Money side is like a mini-VC like ecosystem inside a large corp; people on the money side spend the money in whatever ways they need to maintain their little fiefdoms. Additionally, and with their new found power, they'll layer in a bunch of morons to prevent operations people - who's sole job is to eliminate inefficiencies everywhere - from understanding that the money side is basically a giant game.
If the operations people ever fully understood how badly the money people are fucking things up, they'd have leverage to use against the players on the money side and it'd be game over.
It's a way to establish power and extract value out of what would otherwise be a more efficient company or system, since those efficiencies don't benefit you directly. The company might do better but your incentives align in a way to extract value from it. If the customer gets burned, or poor quality products get launched, the feedback mechanism is broken. Consolidating power and crushing the competition is more tangible than anything the business actually does.
Which is why stock compensation was expected to help this, at least in theory.

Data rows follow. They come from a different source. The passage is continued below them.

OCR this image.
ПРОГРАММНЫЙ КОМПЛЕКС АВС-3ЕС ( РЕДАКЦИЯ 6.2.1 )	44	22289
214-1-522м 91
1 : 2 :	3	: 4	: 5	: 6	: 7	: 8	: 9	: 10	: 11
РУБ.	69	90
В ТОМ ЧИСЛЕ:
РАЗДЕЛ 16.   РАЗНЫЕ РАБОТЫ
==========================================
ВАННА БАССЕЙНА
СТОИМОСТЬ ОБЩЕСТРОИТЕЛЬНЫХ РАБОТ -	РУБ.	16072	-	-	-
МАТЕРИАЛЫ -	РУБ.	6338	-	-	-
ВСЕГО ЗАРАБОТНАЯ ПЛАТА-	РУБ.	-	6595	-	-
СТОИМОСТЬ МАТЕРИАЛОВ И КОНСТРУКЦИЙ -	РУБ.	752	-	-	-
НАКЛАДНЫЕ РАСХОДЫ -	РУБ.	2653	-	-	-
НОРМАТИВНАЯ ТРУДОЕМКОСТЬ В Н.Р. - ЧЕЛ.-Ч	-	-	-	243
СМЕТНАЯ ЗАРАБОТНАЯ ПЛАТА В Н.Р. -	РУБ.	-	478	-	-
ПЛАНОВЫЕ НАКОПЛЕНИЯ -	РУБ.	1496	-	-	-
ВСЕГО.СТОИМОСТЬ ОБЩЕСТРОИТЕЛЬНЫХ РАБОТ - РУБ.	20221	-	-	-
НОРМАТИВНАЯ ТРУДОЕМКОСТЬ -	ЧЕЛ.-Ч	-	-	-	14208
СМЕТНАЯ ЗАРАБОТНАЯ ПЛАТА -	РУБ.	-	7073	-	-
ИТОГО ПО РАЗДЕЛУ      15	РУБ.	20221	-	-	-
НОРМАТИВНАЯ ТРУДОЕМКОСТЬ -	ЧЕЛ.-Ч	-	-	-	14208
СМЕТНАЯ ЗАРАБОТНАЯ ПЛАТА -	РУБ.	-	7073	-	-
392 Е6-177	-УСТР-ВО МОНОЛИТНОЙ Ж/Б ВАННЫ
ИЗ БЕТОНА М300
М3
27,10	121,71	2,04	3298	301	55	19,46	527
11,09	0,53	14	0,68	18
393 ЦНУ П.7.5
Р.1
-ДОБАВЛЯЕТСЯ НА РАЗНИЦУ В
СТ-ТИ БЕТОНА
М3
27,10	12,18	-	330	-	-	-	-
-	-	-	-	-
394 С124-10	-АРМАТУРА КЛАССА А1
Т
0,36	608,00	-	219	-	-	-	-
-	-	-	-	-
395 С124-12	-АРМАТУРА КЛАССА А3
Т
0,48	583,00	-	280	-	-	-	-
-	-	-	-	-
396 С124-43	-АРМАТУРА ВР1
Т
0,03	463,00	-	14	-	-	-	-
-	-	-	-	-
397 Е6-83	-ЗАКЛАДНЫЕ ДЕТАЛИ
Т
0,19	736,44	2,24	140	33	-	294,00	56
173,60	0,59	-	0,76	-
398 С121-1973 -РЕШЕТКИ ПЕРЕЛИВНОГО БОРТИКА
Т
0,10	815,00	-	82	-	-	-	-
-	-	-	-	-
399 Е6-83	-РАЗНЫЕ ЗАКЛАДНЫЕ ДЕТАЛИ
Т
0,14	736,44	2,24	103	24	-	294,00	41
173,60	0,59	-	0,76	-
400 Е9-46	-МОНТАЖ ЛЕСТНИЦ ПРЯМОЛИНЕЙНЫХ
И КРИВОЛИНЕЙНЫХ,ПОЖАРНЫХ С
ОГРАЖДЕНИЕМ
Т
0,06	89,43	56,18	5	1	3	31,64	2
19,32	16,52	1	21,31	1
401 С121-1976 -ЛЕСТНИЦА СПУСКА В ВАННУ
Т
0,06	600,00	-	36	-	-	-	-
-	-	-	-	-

> It's a way to establish power and extract value out of what would otherwise be a more efficient company or system, since those efficiencies don't benefit you directly. The company might do better but your incentives align in a way to extract value from it
This is a fancy way of saying corruption. Twisting the system to be used for your own ends, be they strategic, or just straight-up cash-in-my-pocket, is corruption.
Operations workers can see the daily inefficiencies and profit from them, or inject themselves into processes and decisions in ways that will benefit them. Adding a layer of moron/process/politics slows or halts this bad behavior, at the cost of increased overhead and inefficiency.
If the operations people ever fully understood how badly the money people are fucking things up, they'd have leverage to use against the players on the money side and it'd be game over.